– На Афоне был? – спрашивает он сотского.
Тот вздыхает.
– Н-нет, н-не был.
– А я два раза туда ходил.
Сотский решается приподнять глаза.
– Хорошо там, небось? – спрашивает он.
Бродяга опускается на лавку и держится обеими руками за ее края.
– Да я, признаться, не доходил до Афона-то, – отрывисто говорит он. – Меня в Кишиневе заарестовали понапраслину, я, было, об этом лезорюцию знакомому архимандриту написал, да квитанцию потерял. Так моя лезорюция даром и пропала!.. Много я за правду пострадал, Стоеросов, – добавляет он и смотрит в потолок. – И не ропщу! Льщусь, награду и мзду свою на небесех обрящу.
Он молчит и через минуту опять добавляет:
– Отпусти ты меня, Стоеросов! Что тебе стоит? Скажешь, что ночью с дороги сбежал, и вся недолга!
Сотский крутит головою.
– Никак нельзя, обязанность!
Бродяга подпрыгивает на лавке, и его глаза загораются.
– Грешник ты, Стоеросов, великий грешник! – шипит он. – Посадят тебя на том свете на горящую сковородку за мою святую душеньку! Разбойник ты, фарисей и варнак!
– Никак нельзя, – повторяет сотский уныло.
В избе опять делается тихо.
– К «Утоли моя печали» прикладывался? – через минуту спрашивает бродяга Стоеросова отрывисто и злобно.
Тому делается страшно и жутко…
– Н-нет, – вздыхает он.
– На Ивана Постного круглое ел?
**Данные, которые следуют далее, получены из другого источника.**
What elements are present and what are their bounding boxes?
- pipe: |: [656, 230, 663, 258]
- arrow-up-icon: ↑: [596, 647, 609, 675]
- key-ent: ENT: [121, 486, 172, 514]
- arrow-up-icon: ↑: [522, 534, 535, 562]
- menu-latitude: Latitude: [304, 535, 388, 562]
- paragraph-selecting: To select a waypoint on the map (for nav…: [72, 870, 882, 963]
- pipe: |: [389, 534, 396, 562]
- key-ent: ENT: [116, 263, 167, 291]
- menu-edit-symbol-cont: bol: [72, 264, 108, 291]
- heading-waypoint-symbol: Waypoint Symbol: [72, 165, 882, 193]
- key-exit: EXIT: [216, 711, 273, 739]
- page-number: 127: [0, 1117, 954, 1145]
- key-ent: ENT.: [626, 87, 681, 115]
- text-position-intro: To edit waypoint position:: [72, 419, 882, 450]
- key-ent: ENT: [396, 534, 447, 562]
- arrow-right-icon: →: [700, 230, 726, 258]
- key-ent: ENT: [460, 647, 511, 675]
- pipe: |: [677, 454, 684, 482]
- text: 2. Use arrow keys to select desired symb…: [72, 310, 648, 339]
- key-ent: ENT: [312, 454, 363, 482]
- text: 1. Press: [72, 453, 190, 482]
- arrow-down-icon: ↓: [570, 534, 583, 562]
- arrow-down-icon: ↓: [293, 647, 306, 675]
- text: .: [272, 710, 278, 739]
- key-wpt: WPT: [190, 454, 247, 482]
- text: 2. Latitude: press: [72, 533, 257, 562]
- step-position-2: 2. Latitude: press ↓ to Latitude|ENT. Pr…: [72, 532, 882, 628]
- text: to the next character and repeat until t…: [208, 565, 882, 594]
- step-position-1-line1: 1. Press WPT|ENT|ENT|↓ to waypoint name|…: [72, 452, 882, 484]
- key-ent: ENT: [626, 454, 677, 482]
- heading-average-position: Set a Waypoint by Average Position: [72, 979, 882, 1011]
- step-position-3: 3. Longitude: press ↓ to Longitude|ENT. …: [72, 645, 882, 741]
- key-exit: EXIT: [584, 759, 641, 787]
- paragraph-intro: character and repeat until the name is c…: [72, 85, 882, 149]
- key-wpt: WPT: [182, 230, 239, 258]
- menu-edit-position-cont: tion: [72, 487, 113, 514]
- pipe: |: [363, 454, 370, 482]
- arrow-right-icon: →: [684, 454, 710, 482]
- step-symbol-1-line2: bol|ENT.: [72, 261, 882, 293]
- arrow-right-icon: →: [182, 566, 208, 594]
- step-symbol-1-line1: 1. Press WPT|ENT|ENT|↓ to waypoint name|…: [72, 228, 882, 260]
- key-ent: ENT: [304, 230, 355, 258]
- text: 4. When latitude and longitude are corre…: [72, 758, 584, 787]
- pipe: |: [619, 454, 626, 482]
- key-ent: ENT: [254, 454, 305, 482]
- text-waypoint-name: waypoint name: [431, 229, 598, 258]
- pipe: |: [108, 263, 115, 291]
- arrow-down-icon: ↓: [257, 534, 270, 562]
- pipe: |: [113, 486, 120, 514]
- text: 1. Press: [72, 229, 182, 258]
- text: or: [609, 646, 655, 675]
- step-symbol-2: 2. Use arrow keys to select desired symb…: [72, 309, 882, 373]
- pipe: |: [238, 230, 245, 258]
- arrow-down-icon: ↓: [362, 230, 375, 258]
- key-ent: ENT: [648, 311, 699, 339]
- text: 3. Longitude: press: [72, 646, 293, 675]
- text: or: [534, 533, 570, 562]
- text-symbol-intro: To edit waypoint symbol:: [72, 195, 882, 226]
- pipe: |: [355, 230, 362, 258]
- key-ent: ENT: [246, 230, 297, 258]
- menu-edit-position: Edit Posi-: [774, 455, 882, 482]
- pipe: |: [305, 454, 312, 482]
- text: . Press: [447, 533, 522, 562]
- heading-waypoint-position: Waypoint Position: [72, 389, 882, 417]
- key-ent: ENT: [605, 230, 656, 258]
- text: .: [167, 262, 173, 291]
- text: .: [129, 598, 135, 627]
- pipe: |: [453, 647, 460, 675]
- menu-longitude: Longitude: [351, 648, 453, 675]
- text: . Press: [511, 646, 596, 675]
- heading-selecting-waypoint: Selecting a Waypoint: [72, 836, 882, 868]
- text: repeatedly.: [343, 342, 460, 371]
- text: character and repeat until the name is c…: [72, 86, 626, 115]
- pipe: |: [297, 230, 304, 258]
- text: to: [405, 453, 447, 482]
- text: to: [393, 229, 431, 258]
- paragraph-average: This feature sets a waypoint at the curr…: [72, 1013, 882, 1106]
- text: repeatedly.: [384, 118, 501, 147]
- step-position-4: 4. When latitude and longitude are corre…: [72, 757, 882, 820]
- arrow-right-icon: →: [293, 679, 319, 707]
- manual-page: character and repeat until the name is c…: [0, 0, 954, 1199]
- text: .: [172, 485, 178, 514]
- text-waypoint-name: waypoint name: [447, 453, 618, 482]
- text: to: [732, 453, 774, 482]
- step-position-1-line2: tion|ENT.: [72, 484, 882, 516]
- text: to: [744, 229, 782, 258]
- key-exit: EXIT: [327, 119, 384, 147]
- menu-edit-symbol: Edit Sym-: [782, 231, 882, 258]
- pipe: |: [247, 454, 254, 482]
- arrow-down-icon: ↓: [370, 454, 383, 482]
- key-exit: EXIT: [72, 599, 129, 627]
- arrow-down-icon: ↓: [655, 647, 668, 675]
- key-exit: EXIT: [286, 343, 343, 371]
Добра какого ни на есть воровать доводилось?
– Н-не… – говорит сотский и осекается. – Однова, сена с-с полвозика… Это точно, – добавляет он, запинаясь.
– Грешник, грешник, грешник! – восклицает бродяга шипящим голосом и подскакивает на лавке. – Посадят тебя на том свете на горячую сковородку, да сеном-то и обложат, да и подожгут! И сбегутся к тебе со всех сторон шишиги хвостатые, чиганашки красноглазые, ведьмы зеленобрюхие и учнут тебя вилами, да вилами, да вилами!
Бродяга брызжет слюною и тычет пальцем.
– И взмолишься ты ко мне из пекла адова: «Гаврюшенька, святая душенька, дай мне водицы!» И покажу я тебе, Стоеросов, фигу. «А ты меня пожалел?» – спрошу. – «А ты меня пожалел, вор, искариот и предатель?» – И горько заплачешь ты!